Bentley Systems has reported US$335.2 million of revenue for the third quarter and $1003.3 million for the nine months to September 30, both up 9.3% on the same time last year.
The New York Stock Exchange-listed software company said subscription revenues were $303.2m for Q3 and $907.8m year-to-date, up 12% and 12.45%, respectively.
Annual recurring revenues reportedly hit $1.27 billion as at September 30 versus $1.12b at the same time in 2023.
“[The] upward inflection in year-over-year ARR growth is directionally consistent with our expectations for this year’s second half, more than compensating for attrition prevailing stubbornly in China,” Bentley CFO Werner Andre said.
“Growth in subscriptions revenues – now 91% of total revenues – remains robust at 12.4% year-to-date in constant currency, although total revenue growth for 2024 is expected at the lower end of our annual outlook range due to continued declines in Cohesive professional services for Maximo.
“Profitability and cash flow in the quarter position us well in relation to our profitability outlook and an increased cash flow outlook for the year.”
Bentley last month entered into a new five-year $1.3 billion bank credit facility with a further $500 million “accordion” feature.
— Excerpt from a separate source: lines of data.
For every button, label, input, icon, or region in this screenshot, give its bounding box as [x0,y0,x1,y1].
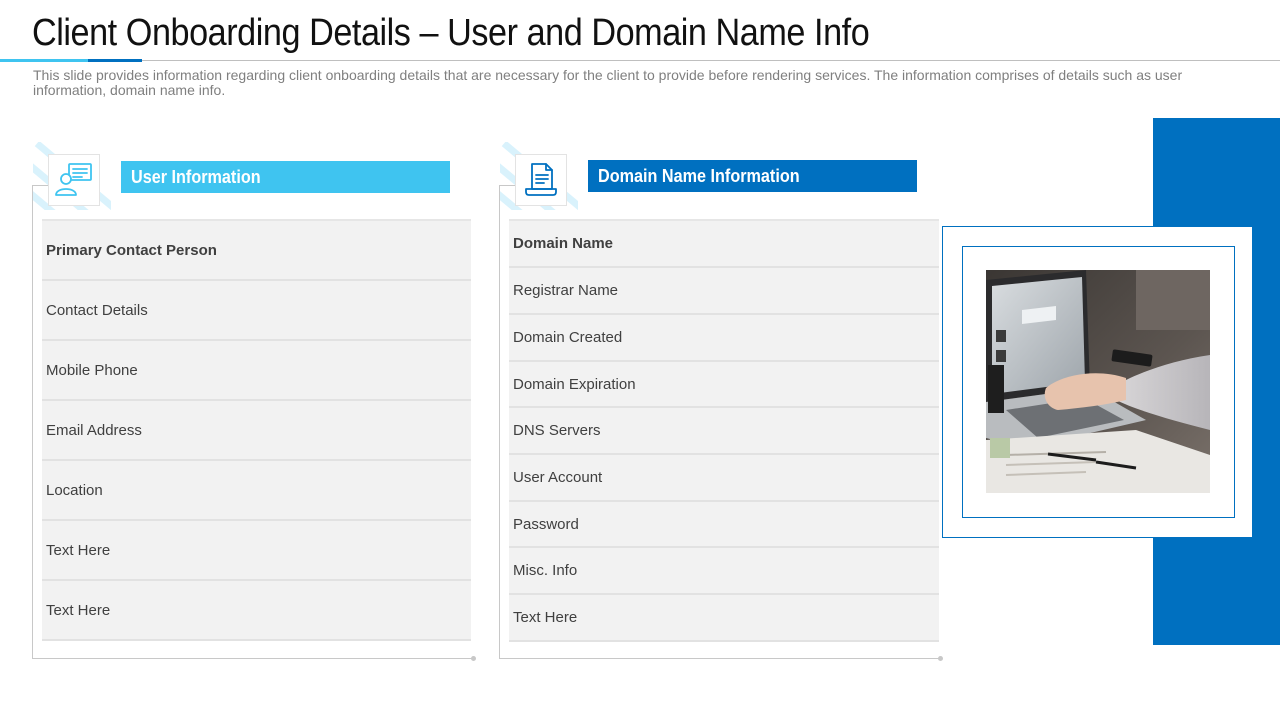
domain-info-header-label: Domain Name Information [598,166,800,186]
page-subtitle: This slide provides information regardin… [33,67,1183,98]
person-typing-on-laptop-image [986,270,1210,493]
title-divider [0,60,1280,61]
domain-info-row: Domain Created [509,315,939,362]
domain-info-row: DNS Servers [509,408,939,455]
user-info-table: Primary Contact Person Contact Details M… [42,219,471,641]
domain-info-header: Domain Name Information [588,160,917,192]
domain-info-row: Misc. Info [509,548,939,595]
page-title: Client Onboarding Details – User and Dom… [32,12,870,54]
domain-info-row: Domain Name [509,221,939,268]
domain-info-row: Text Here [509,595,939,642]
domain-icon-box [515,154,567,206]
user-info-header: User Information [121,161,450,193]
user-frame-end-dot [471,656,476,661]
user-info-row: Text Here [42,521,471,581]
title-accent-light [0,59,88,62]
user-info-row: Primary Contact Person [42,221,471,281]
user-document-icon [55,163,92,196]
laptop-photo [986,270,1210,493]
domain-info-table: Domain Name Registrar Name Domain Create… [509,219,939,642]
user-info-row: Mobile Phone [42,341,471,401]
user-info-header-label: User Information [131,167,261,187]
domain-frame-end-dot [938,656,943,661]
user-info-row: Text Here [42,581,471,641]
user-info-row: Email Address [42,401,471,461]
domain-info-row: Password [509,502,939,548]
domain-info-row: Registrar Name [509,268,939,315]
domain-info-row: Domain Expiration [509,362,939,408]
user-info-row: Location [42,461,471,521]
user-info-row: Contact Details [42,281,471,341]
domain-info-row: User Account [509,455,939,502]
user-icon-box [48,154,100,206]
document-laptop-icon [525,163,557,196]
title-accent-dark [88,59,142,62]
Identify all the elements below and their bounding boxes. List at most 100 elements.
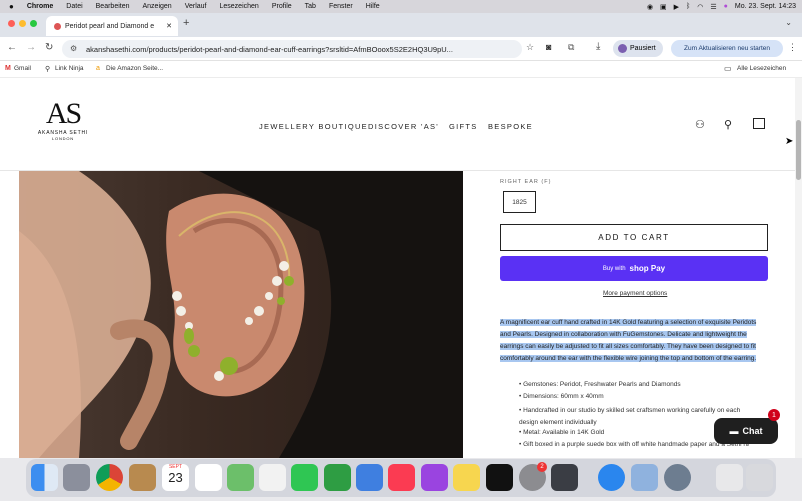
wifi-icon[interactable]: ◠ <box>697 3 703 11</box>
window-maximize-button[interactable] <box>30 20 37 27</box>
menu-verlauf[interactable]: Verlauf <box>185 3 207 10</box>
status-box-icon[interactable]: ▣ <box>660 3 667 11</box>
menu-app-name[interactable]: Chrome <box>27 3 53 10</box>
status-play-icon[interactable]: ▶ <box>674 3 679 11</box>
contacts-icon[interactable] <box>129 464 156 491</box>
preview-icon[interactable] <box>631 464 658 491</box>
mouse-cursor-icon: ➤ <box>785 136 794 147</box>
menu-fenster[interactable]: Fenster <box>329 3 353 10</box>
bookmark-star-icon[interactable]: ☆ <box>526 42 534 53</box>
status-circle-icon[interactable]: ◉ <box>647 3 653 11</box>
music-icon[interactable] <box>388 464 415 491</box>
tab-search-icon[interactable]: ⌄ <box>785 18 792 27</box>
search-icon[interactable]: ⚲ <box>724 118 732 131</box>
clock[interactable]: Mo. 23. Sept. 14:23 <box>735 3 796 10</box>
control-center-icon[interactable]: ☰ <box>710 3 716 11</box>
product-image[interactable] <box>19 171 463 458</box>
maps-icon[interactable] <box>227 464 254 491</box>
bullet-gift-box: • Gift boxed in a purple suede box with … <box>519 441 749 448</box>
bullet-dimensions: • Dimensions: 60mm x 40mm <box>519 393 604 400</box>
numbers-icon[interactable] <box>324 464 351 491</box>
buy-with-label: Buy with <box>602 265 626 272</box>
downloads-stack-icon[interactable] <box>716 464 743 491</box>
menu-kebab-icon[interactable]: ⋮ <box>788 42 797 53</box>
nav-jewellery-boutique[interactable]: JEWELLERY BOUTIQUE <box>259 122 368 131</box>
reload-icon[interactable]: ↻ <box>45 42 53 53</box>
bookmark-link-ninja[interactable]: Link Ninja <box>55 65 84 72</box>
cart-icon[interactable] <box>753 118 765 129</box>
macos-menu-bar: ● Chrome Datei Bearbeiten Anzeigen Verla… <box>0 0 802 13</box>
product-description: A magnificent ear cuff hand crafted in 1… <box>500 317 768 365</box>
podcasts-icon[interactable] <box>421 464 448 491</box>
safari-icon[interactable] <box>598 464 625 491</box>
bullet-gemstones: • Gemstones: Peridot, Freshwater Pearls … <box>519 381 681 388</box>
scrollbar-thumb[interactable] <box>796 120 801 180</box>
update-label: Zum Aktualisieren neu starten <box>684 45 770 52</box>
site-logo[interactable]: AS AKANSHA SETHI LONDON <box>30 97 96 142</box>
nav-discover[interactable]: DISCOVER 'AS' <box>368 122 439 131</box>
logo-mark: AS <box>45 97 82 130</box>
all-bookmarks[interactable]: Alle Lesezeichen <box>737 65 786 72</box>
ear-cuff-photo <box>19 171 463 458</box>
trash-icon[interactable] <box>746 464 773 491</box>
facetime-icon[interactable] <box>291 464 318 491</box>
menu-lesezeichen[interactable]: Lesezeichen <box>220 3 259 10</box>
reminders-icon[interactable] <box>195 464 222 491</box>
bookmarks-bar: M Gmail ⚲ Link Ninja a Die Amazon Seite.… <box>0 61 802 78</box>
gmail-icon: M <box>5 65 11 72</box>
add-to-cart-button[interactable]: ADD TO CART <box>500 224 768 251</box>
shop-pay-button[interactable]: Buy with shop Pay <box>500 256 768 281</box>
launchpad-icon[interactable] <box>63 464 90 491</box>
apple-icon[interactable]: ● <box>9 2 14 11</box>
site-info-icon[interactable]: ⚙ <box>70 44 77 53</box>
menu-tab[interactable]: Tab <box>305 3 316 10</box>
address-bar[interactable]: ⚙ akanshasethi.com/products/peridot-pear… <box>62 40 522 58</box>
menu-anzeigen[interactable]: Anzeigen <box>143 3 172 10</box>
freeform-icon[interactable] <box>259 464 286 491</box>
more-payment-options-link[interactable]: More payment options <box>603 290 667 297</box>
chrome-icon[interactable] <box>96 464 123 491</box>
window-close-button[interactable] <box>8 20 15 27</box>
bookmark-amazon[interactable]: Die Amazon Seite... <box>106 65 163 72</box>
new-tab-icon[interactable]: + <box>183 17 189 29</box>
back-icon[interactable]: ← <box>7 42 17 53</box>
calendar-day: 23 <box>168 470 183 485</box>
folder-icon: ▭ <box>724 64 732 73</box>
shop-pay-logo: shop Pay <box>629 264 666 273</box>
extension-icon[interactable]: ◙ <box>546 42 551 52</box>
keynote-icon[interactable] <box>356 464 383 491</box>
download-icon[interactable]: ⤓ <box>596 41 600 52</box>
window-minimize-button[interactable] <box>19 20 26 27</box>
update-button[interactable]: Zum Aktualisieren neu starten <box>671 40 783 57</box>
screenshot-icon[interactable] <box>551 464 578 491</box>
bookmark-gmail[interactable]: Gmail <box>14 65 31 72</box>
favicon-icon <box>54 22 61 30</box>
calendar-icon[interactable]: SEPT 23 <box>162 464 189 491</box>
amazon-icon: a <box>96 65 100 72</box>
notes-icon[interactable] <box>453 464 480 491</box>
tab-close-icon[interactable]: ✕ <box>166 22 172 30</box>
link-icon: ⚲ <box>45 66 51 73</box>
logo-sub: LONDON <box>52 136 74 141</box>
chat-button[interactable]: ▬ Chat <box>714 418 778 444</box>
option-1825[interactable]: 1825 <box>503 191 536 213</box>
nav-bespoke[interactable]: BESPOKE <box>488 122 533 131</box>
nav-gifts[interactable]: GIFTS <box>449 122 478 131</box>
finder-icon[interactable] <box>31 464 58 491</box>
tab-active[interactable]: Peridot pearl and Diamond e ✕ <box>46 16 178 36</box>
bluetooth-icon[interactable]: ᛒ <box>686 3 690 10</box>
chat-badge-count: 1 <box>772 411 776 419</box>
menu-datei[interactable]: Datei <box>66 3 82 10</box>
account-icon[interactable]: ⚇ <box>695 118 705 131</box>
settings-badge-count: 2 <box>540 464 544 470</box>
forward-icon[interactable]: → <box>26 42 36 53</box>
profile-button[interactable]: Pausiert <box>613 40 663 57</box>
extensions-puzzle-icon[interactable]: ⧉ <box>568 42 574 53</box>
menu-hilfe[interactable]: Hilfe <box>366 3 380 10</box>
quicktime-icon[interactable] <box>664 464 691 491</box>
page-scrollbar[interactable] <box>795 78 802 458</box>
menu-profile[interactable]: Profile <box>272 3 292 10</box>
menu-bearbeiten[interactable]: Bearbeiten <box>96 3 130 10</box>
tv-icon[interactable] <box>486 464 513 491</box>
siri-icon[interactable]: ● <box>724 3 728 10</box>
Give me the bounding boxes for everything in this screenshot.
Q3 net income per diluted share was 13c compared with 16c in 2023.
Cash flows from operations in the latest quarter totalled $353.7m compared with $329.6m in the same period last year.
“During my first 100 days as CEO we unveiled ambitious strategic moves that will help propel our future growth,” CEO Nicholas Cumins said.
They included the acquisition of 3D geospatial company Cesium, a strategic partnership with Google to integrate its geospatial content, a new product portfolio for asset analytics and a new generation of engineering applications, both leveraging AI and digital twin technologies.
“Our year-over-year ARR growth on a constant currency basis accelerated to 12% in 24Q3: 12.5% excluding China,” Cumins said.
“Strength was broad based across geographies and sectors as we continued to operate at a high level of performance, with favourable end-market conditions for the foreseeable future.”